The missing bit with generic card drivers has been anyone other than Morimoto-san working on it; I don't think anyone thinks that is a bad idea for the simple cases.
Where those things are generic it is not only a problem of code duplication but a bad idea in "creating a special node" to marshall it. The "sound" node here, with this special compatible property, doesn't really exist in real hardware design, it exists within the Linux kernel to allow it to construct a "card" out of a controller,
Please, as I have repeatedly asked you, go back and look at the previous discussions on this topic and familiarise yourself with the needs of advanced audio subsystems. This has been covered ad nauseum in the past, there's no need to go through it all over again.
That's not what's going on here, let me once again ask you to review the previous discussion on device tree bindings and make sure that you understand the needs of advanced audio hardware.
There's no existing example of this advanced audio hardware, no discussion about what would be required, only a vague assertion that to build this abstract card structure in Linux, this is the only way to do it.
That is a rather strongly worded statement which doesn't appear to correspond to reality; for example there are a number of Linux based smartphones in production many if not most of which have complex audio needs and components with lots of flexibility.
Please do the research I have been asking you to do and/or contribute code, this will be less time consuming for all of us.
That's not going to scale well to boards that have inter CODEC analogue links, we'd need a node for every single thing that could be a source and sink on every device which seems tedious.
Yes, but I am not sure having a single property with pairs of strings makes any more sense - sure, you require a node for each, but how does just requiring a static string for each do this any better?
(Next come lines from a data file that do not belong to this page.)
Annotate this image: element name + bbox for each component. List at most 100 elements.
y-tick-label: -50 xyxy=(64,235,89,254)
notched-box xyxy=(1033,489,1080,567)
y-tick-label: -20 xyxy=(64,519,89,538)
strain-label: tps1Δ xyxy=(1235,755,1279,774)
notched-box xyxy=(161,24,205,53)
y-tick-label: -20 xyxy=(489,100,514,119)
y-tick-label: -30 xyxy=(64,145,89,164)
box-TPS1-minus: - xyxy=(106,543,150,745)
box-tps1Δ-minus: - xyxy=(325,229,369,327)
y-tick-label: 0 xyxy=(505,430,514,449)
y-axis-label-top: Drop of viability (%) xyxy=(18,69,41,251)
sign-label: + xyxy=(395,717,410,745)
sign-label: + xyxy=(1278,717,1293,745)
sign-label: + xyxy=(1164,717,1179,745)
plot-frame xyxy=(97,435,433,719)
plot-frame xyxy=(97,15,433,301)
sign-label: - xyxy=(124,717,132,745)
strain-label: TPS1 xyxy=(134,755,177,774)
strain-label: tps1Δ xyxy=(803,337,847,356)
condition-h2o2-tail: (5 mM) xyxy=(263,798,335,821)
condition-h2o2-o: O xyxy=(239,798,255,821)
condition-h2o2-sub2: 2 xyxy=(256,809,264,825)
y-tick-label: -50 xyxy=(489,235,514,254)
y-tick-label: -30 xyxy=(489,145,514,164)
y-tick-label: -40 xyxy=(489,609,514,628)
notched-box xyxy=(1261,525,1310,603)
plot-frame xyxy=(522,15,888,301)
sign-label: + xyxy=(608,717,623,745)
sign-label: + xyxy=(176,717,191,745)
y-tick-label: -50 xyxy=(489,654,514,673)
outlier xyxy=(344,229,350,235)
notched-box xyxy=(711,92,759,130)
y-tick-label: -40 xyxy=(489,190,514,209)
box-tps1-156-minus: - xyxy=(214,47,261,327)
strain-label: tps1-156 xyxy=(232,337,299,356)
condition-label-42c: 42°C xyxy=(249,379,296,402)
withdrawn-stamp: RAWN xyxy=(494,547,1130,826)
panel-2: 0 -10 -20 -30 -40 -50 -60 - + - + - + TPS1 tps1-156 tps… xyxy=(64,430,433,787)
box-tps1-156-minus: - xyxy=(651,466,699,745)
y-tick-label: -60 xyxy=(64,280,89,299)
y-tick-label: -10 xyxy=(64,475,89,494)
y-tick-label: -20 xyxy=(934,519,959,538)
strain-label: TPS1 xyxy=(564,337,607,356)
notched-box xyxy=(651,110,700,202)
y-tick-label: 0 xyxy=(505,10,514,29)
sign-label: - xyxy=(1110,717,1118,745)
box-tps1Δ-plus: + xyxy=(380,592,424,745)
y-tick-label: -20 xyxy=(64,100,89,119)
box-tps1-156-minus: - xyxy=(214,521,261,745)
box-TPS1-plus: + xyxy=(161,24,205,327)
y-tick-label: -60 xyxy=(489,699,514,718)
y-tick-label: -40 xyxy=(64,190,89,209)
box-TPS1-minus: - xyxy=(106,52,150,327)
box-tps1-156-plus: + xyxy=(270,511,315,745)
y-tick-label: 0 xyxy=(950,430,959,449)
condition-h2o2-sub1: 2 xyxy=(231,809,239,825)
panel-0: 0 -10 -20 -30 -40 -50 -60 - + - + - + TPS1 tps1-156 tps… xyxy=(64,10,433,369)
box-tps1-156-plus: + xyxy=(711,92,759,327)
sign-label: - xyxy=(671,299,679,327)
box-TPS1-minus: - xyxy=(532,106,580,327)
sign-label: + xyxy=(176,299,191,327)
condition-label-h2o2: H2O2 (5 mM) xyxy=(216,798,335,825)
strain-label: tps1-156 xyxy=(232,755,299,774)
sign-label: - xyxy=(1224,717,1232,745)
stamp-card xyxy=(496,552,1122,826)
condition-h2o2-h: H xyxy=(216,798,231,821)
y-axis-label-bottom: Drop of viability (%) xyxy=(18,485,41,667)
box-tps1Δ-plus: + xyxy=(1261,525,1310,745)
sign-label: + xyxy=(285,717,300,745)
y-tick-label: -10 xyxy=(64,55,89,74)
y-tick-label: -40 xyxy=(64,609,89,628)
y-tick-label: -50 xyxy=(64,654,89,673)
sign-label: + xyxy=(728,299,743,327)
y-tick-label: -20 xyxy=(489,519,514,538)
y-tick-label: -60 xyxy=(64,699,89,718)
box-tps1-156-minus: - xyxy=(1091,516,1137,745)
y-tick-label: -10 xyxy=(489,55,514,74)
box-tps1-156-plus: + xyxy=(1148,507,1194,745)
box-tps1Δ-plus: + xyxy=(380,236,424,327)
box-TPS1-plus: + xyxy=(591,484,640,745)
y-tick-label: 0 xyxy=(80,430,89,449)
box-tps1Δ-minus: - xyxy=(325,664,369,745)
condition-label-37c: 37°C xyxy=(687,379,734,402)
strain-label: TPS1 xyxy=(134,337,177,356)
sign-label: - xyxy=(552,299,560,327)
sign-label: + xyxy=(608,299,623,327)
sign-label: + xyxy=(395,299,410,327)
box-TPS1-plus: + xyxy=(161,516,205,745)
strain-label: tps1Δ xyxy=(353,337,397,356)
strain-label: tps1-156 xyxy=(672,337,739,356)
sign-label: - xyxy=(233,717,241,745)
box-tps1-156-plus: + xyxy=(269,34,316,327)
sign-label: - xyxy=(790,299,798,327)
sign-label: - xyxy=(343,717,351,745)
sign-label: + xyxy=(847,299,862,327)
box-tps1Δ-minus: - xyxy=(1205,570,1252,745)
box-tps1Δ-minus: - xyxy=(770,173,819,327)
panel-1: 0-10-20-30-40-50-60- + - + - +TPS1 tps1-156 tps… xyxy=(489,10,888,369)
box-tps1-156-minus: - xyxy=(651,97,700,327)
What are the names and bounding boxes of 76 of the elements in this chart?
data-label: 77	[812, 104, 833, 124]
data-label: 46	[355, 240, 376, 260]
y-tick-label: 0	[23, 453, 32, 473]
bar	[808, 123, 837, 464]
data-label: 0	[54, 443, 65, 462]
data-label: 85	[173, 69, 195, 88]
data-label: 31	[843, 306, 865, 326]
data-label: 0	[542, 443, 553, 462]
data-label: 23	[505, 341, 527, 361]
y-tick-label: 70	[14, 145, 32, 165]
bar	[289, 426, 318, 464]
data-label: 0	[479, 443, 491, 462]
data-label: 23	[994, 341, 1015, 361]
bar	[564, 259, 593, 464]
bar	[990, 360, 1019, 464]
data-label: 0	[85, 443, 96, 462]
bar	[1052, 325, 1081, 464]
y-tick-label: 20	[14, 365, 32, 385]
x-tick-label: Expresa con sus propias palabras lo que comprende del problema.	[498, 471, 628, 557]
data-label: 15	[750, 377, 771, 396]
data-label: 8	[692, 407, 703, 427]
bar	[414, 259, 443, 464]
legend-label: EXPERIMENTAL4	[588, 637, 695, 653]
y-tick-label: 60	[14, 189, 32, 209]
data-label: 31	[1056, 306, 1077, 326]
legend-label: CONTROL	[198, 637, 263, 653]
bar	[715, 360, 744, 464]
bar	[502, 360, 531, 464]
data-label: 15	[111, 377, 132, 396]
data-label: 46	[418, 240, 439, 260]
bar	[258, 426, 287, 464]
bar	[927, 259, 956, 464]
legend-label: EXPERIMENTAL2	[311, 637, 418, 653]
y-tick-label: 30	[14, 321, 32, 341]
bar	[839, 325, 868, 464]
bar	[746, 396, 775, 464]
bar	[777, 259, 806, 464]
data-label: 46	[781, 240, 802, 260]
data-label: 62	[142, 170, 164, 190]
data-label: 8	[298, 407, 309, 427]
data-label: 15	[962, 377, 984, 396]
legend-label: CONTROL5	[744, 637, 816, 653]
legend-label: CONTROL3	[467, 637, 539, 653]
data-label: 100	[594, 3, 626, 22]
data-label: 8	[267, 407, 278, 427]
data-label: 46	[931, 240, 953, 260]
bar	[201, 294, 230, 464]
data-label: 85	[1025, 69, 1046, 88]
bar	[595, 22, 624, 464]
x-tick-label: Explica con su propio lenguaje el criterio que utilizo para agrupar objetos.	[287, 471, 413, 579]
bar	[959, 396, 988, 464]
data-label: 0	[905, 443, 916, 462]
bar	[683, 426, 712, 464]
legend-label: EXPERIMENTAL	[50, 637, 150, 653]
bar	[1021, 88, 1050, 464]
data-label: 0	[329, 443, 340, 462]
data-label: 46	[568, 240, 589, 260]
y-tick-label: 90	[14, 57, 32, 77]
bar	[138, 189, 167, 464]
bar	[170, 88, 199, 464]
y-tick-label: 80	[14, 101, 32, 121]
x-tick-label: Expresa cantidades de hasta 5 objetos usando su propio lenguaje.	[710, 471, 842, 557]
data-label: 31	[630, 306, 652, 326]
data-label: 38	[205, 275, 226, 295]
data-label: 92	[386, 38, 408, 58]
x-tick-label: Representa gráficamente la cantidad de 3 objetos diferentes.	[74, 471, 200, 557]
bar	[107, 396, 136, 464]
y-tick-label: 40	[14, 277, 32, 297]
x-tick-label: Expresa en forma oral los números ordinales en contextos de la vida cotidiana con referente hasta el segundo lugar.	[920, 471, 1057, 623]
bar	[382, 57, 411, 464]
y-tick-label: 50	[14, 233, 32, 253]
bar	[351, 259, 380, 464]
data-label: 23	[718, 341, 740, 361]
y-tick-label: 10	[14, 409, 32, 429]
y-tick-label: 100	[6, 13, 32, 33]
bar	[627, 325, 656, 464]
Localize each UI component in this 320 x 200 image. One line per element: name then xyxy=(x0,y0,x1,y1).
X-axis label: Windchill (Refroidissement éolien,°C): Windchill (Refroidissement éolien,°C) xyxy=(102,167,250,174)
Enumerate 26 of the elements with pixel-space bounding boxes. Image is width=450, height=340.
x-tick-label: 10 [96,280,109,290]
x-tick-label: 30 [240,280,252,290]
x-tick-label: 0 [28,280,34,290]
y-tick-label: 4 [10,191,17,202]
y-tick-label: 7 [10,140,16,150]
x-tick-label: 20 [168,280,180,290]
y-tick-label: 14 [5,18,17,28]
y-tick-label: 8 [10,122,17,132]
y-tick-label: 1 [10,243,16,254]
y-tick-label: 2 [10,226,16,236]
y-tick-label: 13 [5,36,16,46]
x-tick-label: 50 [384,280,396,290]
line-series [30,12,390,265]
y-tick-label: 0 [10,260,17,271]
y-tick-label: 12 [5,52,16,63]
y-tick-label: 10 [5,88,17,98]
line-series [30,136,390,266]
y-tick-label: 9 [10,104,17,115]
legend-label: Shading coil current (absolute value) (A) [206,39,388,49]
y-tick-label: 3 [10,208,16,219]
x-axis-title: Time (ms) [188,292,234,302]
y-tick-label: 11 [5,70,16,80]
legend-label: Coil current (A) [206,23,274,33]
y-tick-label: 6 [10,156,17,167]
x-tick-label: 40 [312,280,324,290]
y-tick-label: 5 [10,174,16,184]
Now you need a string for each, which has to match a driver in Linux.. what about another OS?
Look at where the names come from...
We can't, one of the problems with this stuff is that clocking design (especially for the advanced use cases) is not as simple or general as one might desire for a bunch of totally sensible electrical engineering and system design reasons. When we get to the point of deploying simple card widely it's just typing to define a standard constant that everyone can use for whatever the default sensible clocks are, and of course people working on simple card can do that as they're going.
I would have thought using the clock bindings, and judicious use of clkdev internal to the codec or controller driver, would fix this.
The clock configuration bindings don't currently exist, won't cover the dynamic cases and won't help non-DT platforms. Remember also that we don't even have a clock API of any kind on a good proportion at the minute and don't have the common clock API on some of the rest.
this all ends up at the codec level by dereference.. so why would it need to *be* defined at the card level in any of these cases? In all
This is the sort of information that you should be able to discover if you review the previous discussions.
of these cases, maybe not for all cases forever and ever, but the ones we're looking at here where we have a goodly selection of codecs and maybe 4 or 5 controllers and 2 or 3 implementations of each, there's no reason for it.